All of that aside, the real power isn't in Rudy's hands right now. The organization still holds all the cards. I believe it's smart of them to keep him away from the media and the limelight. He's not going to say anything that will resolve the situation or even make it more palatable. The only thing he can do by talking is bury himself further and distract from the coverage of training camp. That's their first move and it's probably a good one.
Beyond that, should or will the Blazers cut bait with Rudy, just releasing him or otherwise giving up? No, I don't believe so. Who would it benefit? They'd be rid of a headache in Rudy and he'd be happy. The headache isn't that big though. If this were Brandon Roy they'd be in trouble, but Rudy can be swept under the rug on and off the court without much penalty at this point. They'd rather have him but they'll live without him. All of his protests will get buried under an avalanche of excitement for the start of the season. The angst won't be resurrected unless two shooting guards get injured and every other teammate goes 0-fer from beyond the arc for a month.
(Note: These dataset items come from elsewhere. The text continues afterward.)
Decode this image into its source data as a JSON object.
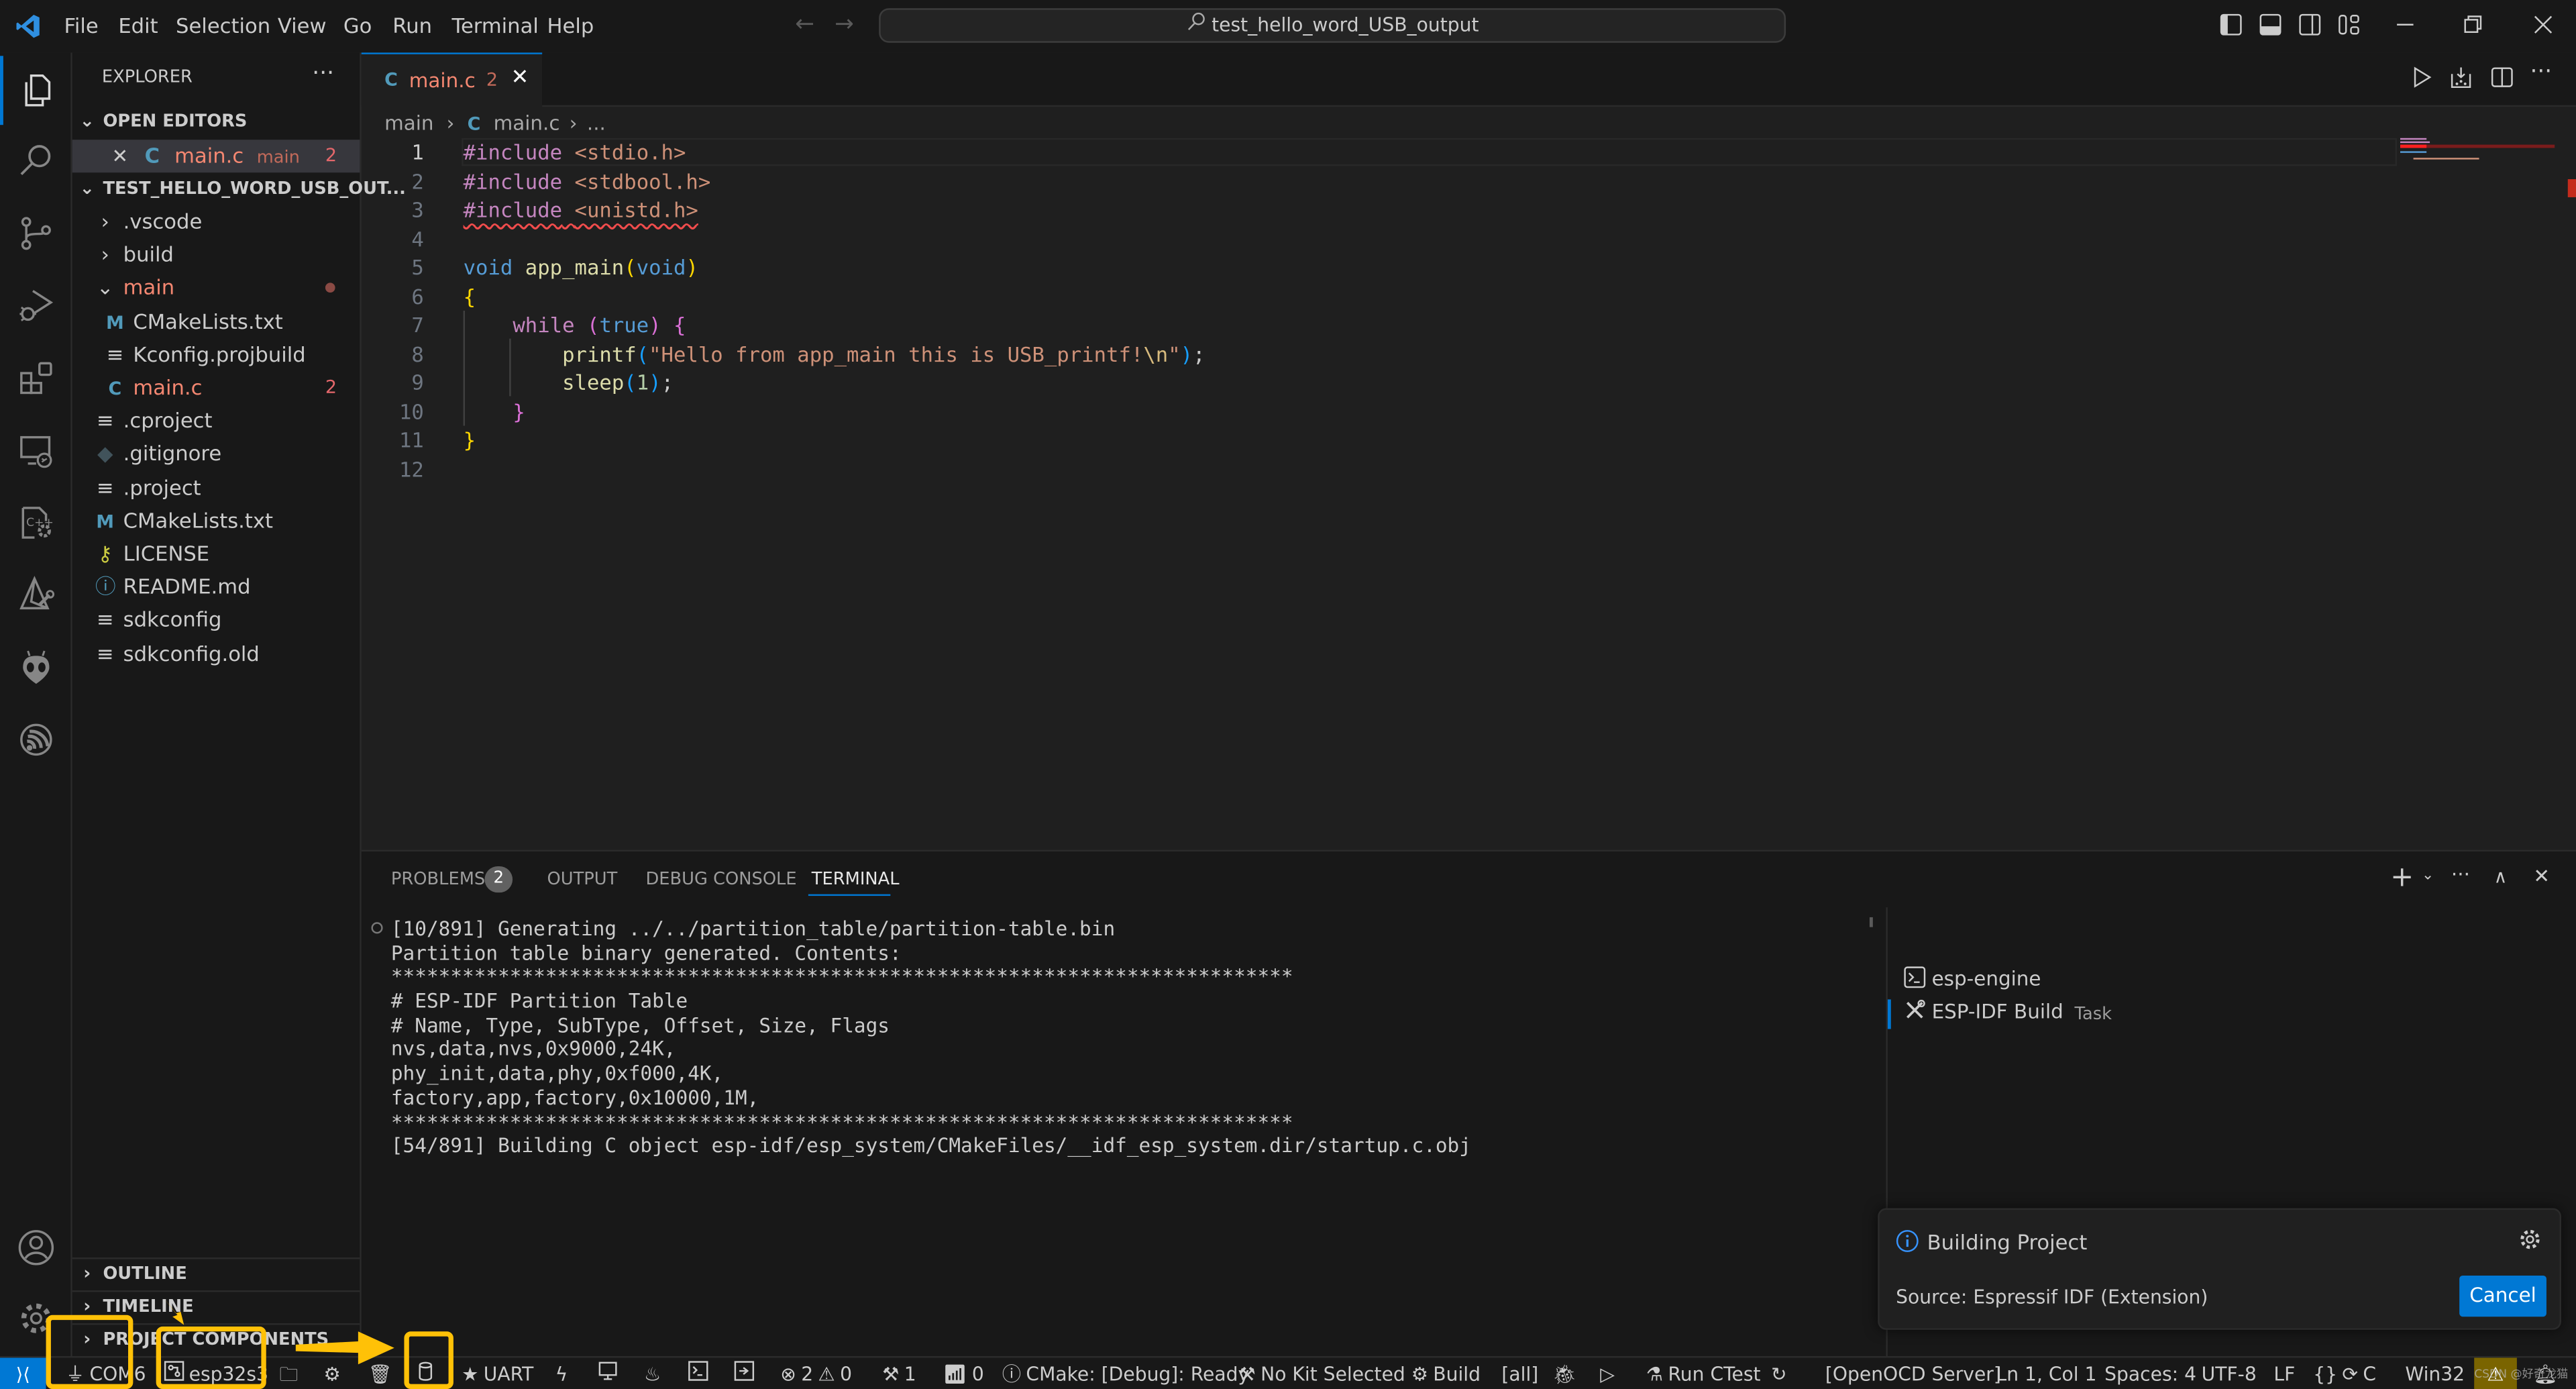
{
  "titlebar": {
    "menu": [
      "File",
      "Edit",
      "Selection",
      "View",
      "Go",
      "Run",
      "Terminal",
      "Help"
    ],
    "search_text": "test_hello_word_USB_output"
  },
  "sidebar": {
    "title": "EXPLORER",
    "open_editors_label": "OPEN EDITORS",
    "open_editor": {
      "name": "main.c",
      "folder": "main",
      "problems": "2"
    },
    "project_label": "TEST_HELLO_WORD_USB_OUT...",
    "tree": [
      {
        "name": ".vscode",
        "type": "folder"
      },
      {
        "name": "build",
        "type": "folder"
      },
      {
        "name": "main",
        "type": "folder-open"
      },
      {
        "name": "CMakeLists.txt",
        "type": "cmake",
        "indent": 1
      },
      {
        "name": "Kconfig.projbuild",
        "type": "file",
        "indent": 1
      },
      {
        "name": "main.c",
        "type": "c",
        "indent": 1,
        "problems": "2"
      },
      {
        "name": ".cproject",
        "type": "file"
      },
      {
        "name": ".gitignore",
        "type": "git"
      },
      {
        "name": ".project",
        "type": "file"
      },
      {
        "name": "CMakeLists.txt",
        "type": "cmake"
      },
      {
        "name": "LICENSE",
        "type": "license"
      },
      {
        "name": "README.md",
        "type": "info"
      },
      {
        "name": "sdkconfig",
        "type": "file"
      },
      {
        "name": "sdkconfig.old",
        "type": "file"
      }
    ],
    "bottom_sections": [
      "OUTLINE",
      "TIMELINE",
      "PROJECT COMPONENTS"
    ]
  },
  "editor": {
    "tab": {
      "name": "main.c",
      "problems": "2"
    },
    "breadcrumb": [
      "main",
      "main.c",
      "..."
    ],
    "line_numbers": [
      "1",
      "2",
      "3",
      "4",
      "5",
      "6",
      "7",
      "8",
      "9",
      "10",
      "11",
      "12"
    ],
    "code": {
      "l1_kw": "#include",
      "l1_hdr": "<stdio.h>",
      "l2_kw": "#include",
      "l2_hdr": "<stdbool.h>",
      "l3_kw": "#include",
      "l3_hdr": "<unistd.h>",
      "l5_type": "void",
      "l5_fn": "app_main",
      "l5_arg": "void",
      "l7_kw": "while",
      "l7_cond": "true",
      "l8_fn": "printf",
      "l8_str": "\"Hello from app_main this is USB_printf!",
      "l8_esc": "\\n",
      "l9_fn": "sleep",
      "l9_num": "1"
    }
  },
  "panel": {
    "tabs": [
      "PROBLEMS",
      "OUTPUT",
      "DEBUG CONSOLE",
      "TERMINAL"
    ],
    "problems_count": "2",
    "active_tab": "TERMINAL",
    "terminal_lines": [
      "[10/891] Generating ../../partition_table/partition-table.bin",
      "Partition table binary generated. Contents:",
      "****************************************************************************",
      "# ESP-IDF Partition Table",
      "# Name, Type, SubType, Offset, Size, Flags",
      "nvs,data,nvs,0x9000,24K,",
      "phy_init,data,phy,0xf000,4K,",
      "factory,app,factory,0x10000,1M,",
      "****************************************************************************",
      "[54/891] Building C object esp-idf/esp_system/CMakeFiles/__idf_esp_system.dir/startup.c.obj"
    ],
    "terminals": [
      {
        "name": "esp-engine",
        "suffix": ""
      },
      {
        "name": "ESP-IDF Build",
        "suffix": "Task"
      }
    ]
  },
  "notification": {
    "title": "Building Project",
    "source": "Source: Espressif IDF (Extension)",
    "cancel_label": "Cancel"
  },
  "statusbar": {
    "port": "COM6",
    "target": "esp32s3",
    "uart": "UART",
    "errors": "2",
    "warnings": "0",
    "tools": "1",
    "ports": "0",
    "cmake_status": "CMake: [Debug]: Ready",
    "kit": "No Kit Selected",
    "build": "Build",
    "build_target": "[all]",
    "run_ctest": "Run CTest",
    "openocd": "[OpenOCD Server]",
    "cursor": "Ln 1, Col 1",
    "spaces": "Spaces: 4",
    "encoding": "UTF-8",
    "eol": "LF",
    "language": "C",
    "platform": "Win32",
    "watermark": "CSDN @好奇龙猫"
  }
}
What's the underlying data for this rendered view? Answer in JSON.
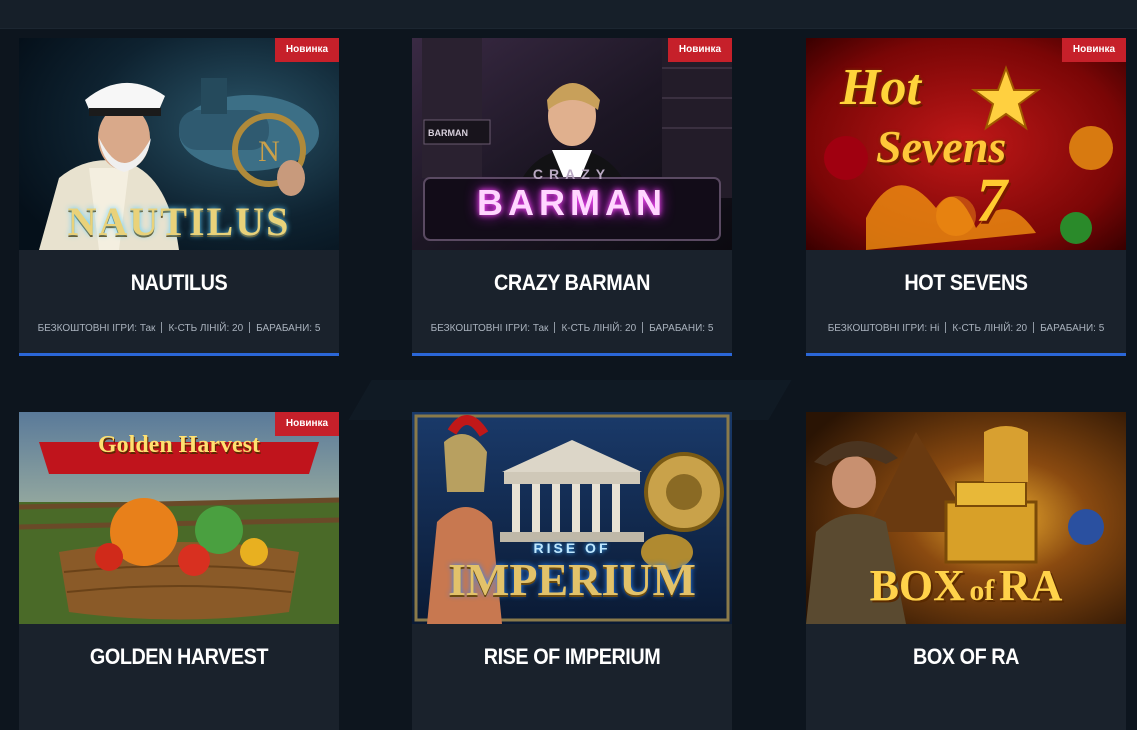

Nor do I think appeasing Fernandez personally is high on the Blazers' to-do list at this point.
Releasing Rudy to resolve the situation would also give the impression that they had been strong-armed. They'd have to be wary of every international player they brought in and every agent they dealt with after that. And losing assets for nothing is not appealing in any case. I could see them saving face by collecting a draft pick or by accepting money for a buyout but I'm comfortably sure they'd suspend him and watch him rot before they'd cut him for nothing, or even for charitable reasons.
And that, as they say, is that. It's perfectly predictable--though far from optimal--that the Blazers and Fernandez are in this situation. It's among the likely subset of outcomes that could flow from the events which have so far transpired. There are several ways of breaking the impasse but each involves a cost, either to Fernandez, the team, or both. Eventually the cost-benefit analysis will run its course and we'll see Rudy on Portland's bench, traded, or bought out. Until then the team will try to keep him quiet and promote the things that are going well and Rudy will try to keep the pressure on by whatever means he deems most effective. In the meantime it would behoove everyone involved, including fans, to try to walk a mile in the other person's sneakers. It won't solve the dilemma but it might make us go a little less crazy chasing our tails looking for the magic resolution that only exists when you look at this multi-layered mess from a single perspective.